Transformation of polar nematic phases in the presence of electric field

TL;DR

This paper systematically studies the transformation and stability of various polar nematic liquid crystal phases under electric fields using theoretical, simulation, and experimental methods, revealing complex phase behaviors and transitions.

Contribution

It provides a comprehensive classification of polar nematic phases and their transformations under electric fields, combining molecular-statistical physics, Monte Carlo simulations, and experiments.

Findings

Identification of three stable polar nematic phases: $N_F^{2D}$, $N_{AF}$, and $N_F^{1D}.

Discovery of a paradoxical transition from $N_F^{1D}$ to $N$ induced by higher electric field.

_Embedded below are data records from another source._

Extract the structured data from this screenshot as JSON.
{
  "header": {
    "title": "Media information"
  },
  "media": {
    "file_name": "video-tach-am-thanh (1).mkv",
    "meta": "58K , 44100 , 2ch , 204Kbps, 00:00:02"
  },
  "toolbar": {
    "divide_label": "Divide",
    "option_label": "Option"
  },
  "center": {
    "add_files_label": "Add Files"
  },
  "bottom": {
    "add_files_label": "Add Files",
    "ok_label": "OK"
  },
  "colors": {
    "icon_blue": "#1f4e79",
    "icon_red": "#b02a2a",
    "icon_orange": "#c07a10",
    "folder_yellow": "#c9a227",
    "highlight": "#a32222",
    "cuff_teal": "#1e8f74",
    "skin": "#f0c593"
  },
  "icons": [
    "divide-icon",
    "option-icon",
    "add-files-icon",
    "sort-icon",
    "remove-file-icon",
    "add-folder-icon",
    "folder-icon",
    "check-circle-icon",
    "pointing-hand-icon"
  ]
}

Observation of twofold splay modulation in $N_{AF}$ under moderate out-of-plane electric field.

Abstract

Only a few years have passed since discovery of polar nematics, and now they are becoming the most actively studied liquid crystal materials. Despite numerous breakthrough findings made recently, a theoretical systematization is still lacking. In the present paper we are making a step on the way of systematization. A powerful technique that molecular-statistical physics is has been applied to an assembly of polar molecules influenced by electric field. Totally, the three polar nematic phases were found to be stable at various conditions: the double-splay ferroelectric nematic $N_F^{2D}$ (observed in the lower-temperature range in the absence or at low electric field), the double-splay antiferroelectric nematic $N_{AF}$ (observed at intermediate temperature in the absence or at low electric field) and the single-splay ferroelectric nematic $N_F^{1D}$ (observed at moderate electric field at any temperature below transition into paraelectric nematic $N$ and in the higher-temperature range (also below $N$) at low electric field or without it. A paradoxal transition from $N_F^{1D}$ to $N$ induced by application of higher electric field has been found and explained. A transformation of the structure of polar nematic phases at application of electric field has also been investigated by Monte Carlo simulations and experimentally by observation of POM images. In particular, it has been realized that, at planar anchoring, $N_{AF}$ in the presence of moderate out-of-plane electric field exhibits the twofold splay modulation: antiferroelectric in the plane of the substrate and ferroelectric in the plane normal to the substrate. Several additional sub-transitions related to fitting confined geometry of the cell by the structure of polar phases were detected.